The more people are able to manage their affairs at a distance, the more it appears they are becoming detached, actively lying or even becoming abusive. If this is how people behave when they’re looking for romance, how are they likely to behave when they’re just looking for a casual friend? 


Image source: Twitter.com

As our friendship bases shrink, we are also becoming highly alert screeners - alive to the tricks and tactics of the fakers, scammers and potential ghosters.

Brands have long talked about building relationships, being loved or even just liked. So - now that getting people to let their guard down and let you in seems a pretty gargantuan task - how is a brand supposed to strike up a relationship with a potential customer, let alone keep them engaged?

Firstly, brands need to stop it with the hard sell. If people are interested, they can Google every aspect of your product or service (just like they can stalk a potential friend on social). Instead, you need to lead with some personality and human warmth. In this day and age, it’s almost shocking to hear someone communicate like they’re not a bot, a perfectly polished resumé or press release. 

Second, you need to ditch the formality. If the pandemic has done anything positive for social interactions, it’s to bring us all down to earth and present us as equals in our own homes. To speak in a formal register and project oneself as a high-flying executive just seems laughable when we’ve all seen the insides of each other’s bedrooms already. 

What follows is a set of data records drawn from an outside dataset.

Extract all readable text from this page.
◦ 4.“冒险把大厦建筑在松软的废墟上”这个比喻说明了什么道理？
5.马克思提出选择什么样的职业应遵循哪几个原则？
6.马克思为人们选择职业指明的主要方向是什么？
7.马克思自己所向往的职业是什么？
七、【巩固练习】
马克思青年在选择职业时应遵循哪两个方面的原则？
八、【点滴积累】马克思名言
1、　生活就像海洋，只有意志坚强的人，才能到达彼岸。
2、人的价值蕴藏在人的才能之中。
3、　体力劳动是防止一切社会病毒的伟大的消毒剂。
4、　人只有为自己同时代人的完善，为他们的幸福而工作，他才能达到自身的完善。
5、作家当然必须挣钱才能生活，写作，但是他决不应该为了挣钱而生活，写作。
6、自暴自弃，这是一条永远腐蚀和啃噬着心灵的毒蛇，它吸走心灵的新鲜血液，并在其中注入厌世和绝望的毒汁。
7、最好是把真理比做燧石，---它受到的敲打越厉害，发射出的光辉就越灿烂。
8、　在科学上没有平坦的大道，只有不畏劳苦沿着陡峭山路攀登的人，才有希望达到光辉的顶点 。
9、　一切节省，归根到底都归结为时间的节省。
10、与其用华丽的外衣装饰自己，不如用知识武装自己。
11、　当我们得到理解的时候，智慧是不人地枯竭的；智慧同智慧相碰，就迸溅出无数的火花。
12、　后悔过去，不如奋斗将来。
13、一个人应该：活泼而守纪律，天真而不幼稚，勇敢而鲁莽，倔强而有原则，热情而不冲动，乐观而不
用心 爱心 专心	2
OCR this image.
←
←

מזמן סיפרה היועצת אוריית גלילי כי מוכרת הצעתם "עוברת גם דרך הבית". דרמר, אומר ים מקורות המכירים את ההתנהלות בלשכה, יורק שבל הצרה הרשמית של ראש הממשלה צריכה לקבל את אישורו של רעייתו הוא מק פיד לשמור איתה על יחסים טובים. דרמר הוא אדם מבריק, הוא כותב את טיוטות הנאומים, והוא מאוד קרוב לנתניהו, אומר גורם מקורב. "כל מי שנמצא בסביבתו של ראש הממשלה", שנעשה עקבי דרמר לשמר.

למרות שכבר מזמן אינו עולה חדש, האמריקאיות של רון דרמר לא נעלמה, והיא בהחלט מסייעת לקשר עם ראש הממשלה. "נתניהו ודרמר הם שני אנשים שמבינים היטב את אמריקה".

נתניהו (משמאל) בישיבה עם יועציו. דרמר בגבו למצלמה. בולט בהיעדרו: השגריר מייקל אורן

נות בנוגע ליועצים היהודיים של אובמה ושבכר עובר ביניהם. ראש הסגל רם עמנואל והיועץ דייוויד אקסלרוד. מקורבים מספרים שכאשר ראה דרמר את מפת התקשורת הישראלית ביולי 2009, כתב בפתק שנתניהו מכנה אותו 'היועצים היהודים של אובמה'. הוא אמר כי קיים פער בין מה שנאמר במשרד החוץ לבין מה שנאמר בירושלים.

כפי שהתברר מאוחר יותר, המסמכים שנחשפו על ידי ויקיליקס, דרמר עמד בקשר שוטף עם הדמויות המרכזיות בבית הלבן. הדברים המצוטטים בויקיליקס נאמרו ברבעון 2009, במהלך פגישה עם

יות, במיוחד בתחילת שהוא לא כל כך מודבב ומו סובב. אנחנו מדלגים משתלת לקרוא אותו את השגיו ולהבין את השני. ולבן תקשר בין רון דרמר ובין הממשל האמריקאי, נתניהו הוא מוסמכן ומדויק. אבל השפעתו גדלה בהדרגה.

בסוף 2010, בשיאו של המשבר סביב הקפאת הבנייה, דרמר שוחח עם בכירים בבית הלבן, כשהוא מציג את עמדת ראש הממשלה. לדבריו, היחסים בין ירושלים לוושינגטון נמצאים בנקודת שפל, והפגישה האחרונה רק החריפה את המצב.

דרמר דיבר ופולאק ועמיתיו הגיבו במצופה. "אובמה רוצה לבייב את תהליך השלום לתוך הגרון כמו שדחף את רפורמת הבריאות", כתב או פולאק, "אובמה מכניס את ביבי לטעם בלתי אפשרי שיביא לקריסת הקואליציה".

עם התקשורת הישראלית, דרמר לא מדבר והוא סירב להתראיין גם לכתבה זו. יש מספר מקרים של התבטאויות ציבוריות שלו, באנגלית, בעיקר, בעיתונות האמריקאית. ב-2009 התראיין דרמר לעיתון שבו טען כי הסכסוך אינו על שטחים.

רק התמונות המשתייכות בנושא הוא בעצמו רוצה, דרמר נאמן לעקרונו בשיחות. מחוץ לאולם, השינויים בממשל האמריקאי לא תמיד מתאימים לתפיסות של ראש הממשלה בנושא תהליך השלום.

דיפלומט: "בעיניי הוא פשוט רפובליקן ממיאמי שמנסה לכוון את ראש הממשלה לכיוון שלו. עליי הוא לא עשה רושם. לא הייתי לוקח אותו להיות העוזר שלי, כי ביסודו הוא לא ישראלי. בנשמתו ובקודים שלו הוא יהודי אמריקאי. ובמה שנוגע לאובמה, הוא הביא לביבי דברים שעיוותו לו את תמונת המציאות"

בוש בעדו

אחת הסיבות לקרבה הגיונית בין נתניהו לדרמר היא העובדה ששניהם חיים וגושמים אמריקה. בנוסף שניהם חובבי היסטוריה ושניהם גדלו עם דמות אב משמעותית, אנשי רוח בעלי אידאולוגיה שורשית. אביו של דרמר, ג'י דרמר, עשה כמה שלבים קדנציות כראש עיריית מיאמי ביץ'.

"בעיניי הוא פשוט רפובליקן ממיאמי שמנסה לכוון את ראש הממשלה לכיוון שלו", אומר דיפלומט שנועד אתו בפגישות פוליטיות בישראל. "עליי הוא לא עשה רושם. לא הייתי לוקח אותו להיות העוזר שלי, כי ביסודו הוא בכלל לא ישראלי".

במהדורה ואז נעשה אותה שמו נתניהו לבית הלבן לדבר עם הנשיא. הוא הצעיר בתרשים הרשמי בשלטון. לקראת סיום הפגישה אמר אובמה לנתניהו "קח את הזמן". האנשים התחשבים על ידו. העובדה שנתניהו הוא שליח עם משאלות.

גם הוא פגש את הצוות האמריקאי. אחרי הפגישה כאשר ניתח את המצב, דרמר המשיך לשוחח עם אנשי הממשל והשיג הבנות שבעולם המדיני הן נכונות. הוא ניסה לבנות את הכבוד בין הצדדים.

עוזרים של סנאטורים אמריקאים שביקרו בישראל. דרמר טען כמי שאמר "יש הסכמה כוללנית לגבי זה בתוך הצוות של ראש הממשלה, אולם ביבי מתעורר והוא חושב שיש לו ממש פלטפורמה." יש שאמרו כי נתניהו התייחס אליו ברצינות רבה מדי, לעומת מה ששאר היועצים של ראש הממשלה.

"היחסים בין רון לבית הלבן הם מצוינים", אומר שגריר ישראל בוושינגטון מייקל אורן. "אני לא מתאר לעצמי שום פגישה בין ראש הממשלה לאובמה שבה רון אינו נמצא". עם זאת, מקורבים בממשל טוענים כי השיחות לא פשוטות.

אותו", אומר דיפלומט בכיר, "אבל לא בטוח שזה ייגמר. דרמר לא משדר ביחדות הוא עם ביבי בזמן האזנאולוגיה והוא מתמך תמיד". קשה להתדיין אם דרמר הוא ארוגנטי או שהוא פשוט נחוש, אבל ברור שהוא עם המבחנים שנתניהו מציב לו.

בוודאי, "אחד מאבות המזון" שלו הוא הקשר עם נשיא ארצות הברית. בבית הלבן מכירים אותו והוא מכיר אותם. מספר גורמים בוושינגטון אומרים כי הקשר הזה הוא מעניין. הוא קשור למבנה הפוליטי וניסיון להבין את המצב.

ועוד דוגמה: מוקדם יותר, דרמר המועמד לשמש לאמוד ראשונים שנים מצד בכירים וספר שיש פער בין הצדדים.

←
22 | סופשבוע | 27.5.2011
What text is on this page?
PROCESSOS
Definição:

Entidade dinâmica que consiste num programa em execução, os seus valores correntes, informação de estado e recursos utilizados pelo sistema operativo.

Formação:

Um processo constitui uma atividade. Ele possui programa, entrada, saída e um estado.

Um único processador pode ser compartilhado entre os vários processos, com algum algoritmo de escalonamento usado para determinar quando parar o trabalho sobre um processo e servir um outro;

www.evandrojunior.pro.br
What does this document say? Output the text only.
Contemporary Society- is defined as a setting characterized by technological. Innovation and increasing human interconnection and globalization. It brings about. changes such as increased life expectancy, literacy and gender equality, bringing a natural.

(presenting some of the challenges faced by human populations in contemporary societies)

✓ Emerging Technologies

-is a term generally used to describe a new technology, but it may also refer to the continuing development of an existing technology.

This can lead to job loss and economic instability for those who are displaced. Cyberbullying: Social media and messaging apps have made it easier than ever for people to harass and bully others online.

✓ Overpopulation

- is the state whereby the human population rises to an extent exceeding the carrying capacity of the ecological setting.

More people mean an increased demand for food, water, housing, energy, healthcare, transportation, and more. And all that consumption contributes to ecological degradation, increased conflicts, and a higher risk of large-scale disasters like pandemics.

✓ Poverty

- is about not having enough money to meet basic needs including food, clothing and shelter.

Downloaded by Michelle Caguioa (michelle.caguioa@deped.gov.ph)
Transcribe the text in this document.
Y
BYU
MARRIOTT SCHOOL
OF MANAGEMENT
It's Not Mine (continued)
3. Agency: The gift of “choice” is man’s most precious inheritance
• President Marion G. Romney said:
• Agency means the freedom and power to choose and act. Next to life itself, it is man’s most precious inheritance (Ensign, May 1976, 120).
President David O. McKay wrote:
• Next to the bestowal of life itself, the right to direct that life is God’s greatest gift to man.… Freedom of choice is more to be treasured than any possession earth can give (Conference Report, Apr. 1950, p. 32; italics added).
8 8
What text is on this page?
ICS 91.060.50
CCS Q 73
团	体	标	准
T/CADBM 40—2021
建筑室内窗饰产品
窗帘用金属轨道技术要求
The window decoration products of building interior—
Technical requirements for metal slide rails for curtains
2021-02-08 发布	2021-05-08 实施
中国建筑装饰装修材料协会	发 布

Third, spare everyone too much heart-wrenching earnestness. Yes, we are all hoping to emerge from this period of history as better people shaping a better world - but we don’t want to hear any more of the clichés of how in these ‘unprecedented times’ it is ‘now more than ever’ crucial to ‘pivot’ and get ready for the ‘new normal’. Are you changing careers? Great. Are you hoping to do better for the environment or mental health? Fantastic. Just remember: you’re not alone. Unless you want to be, that is.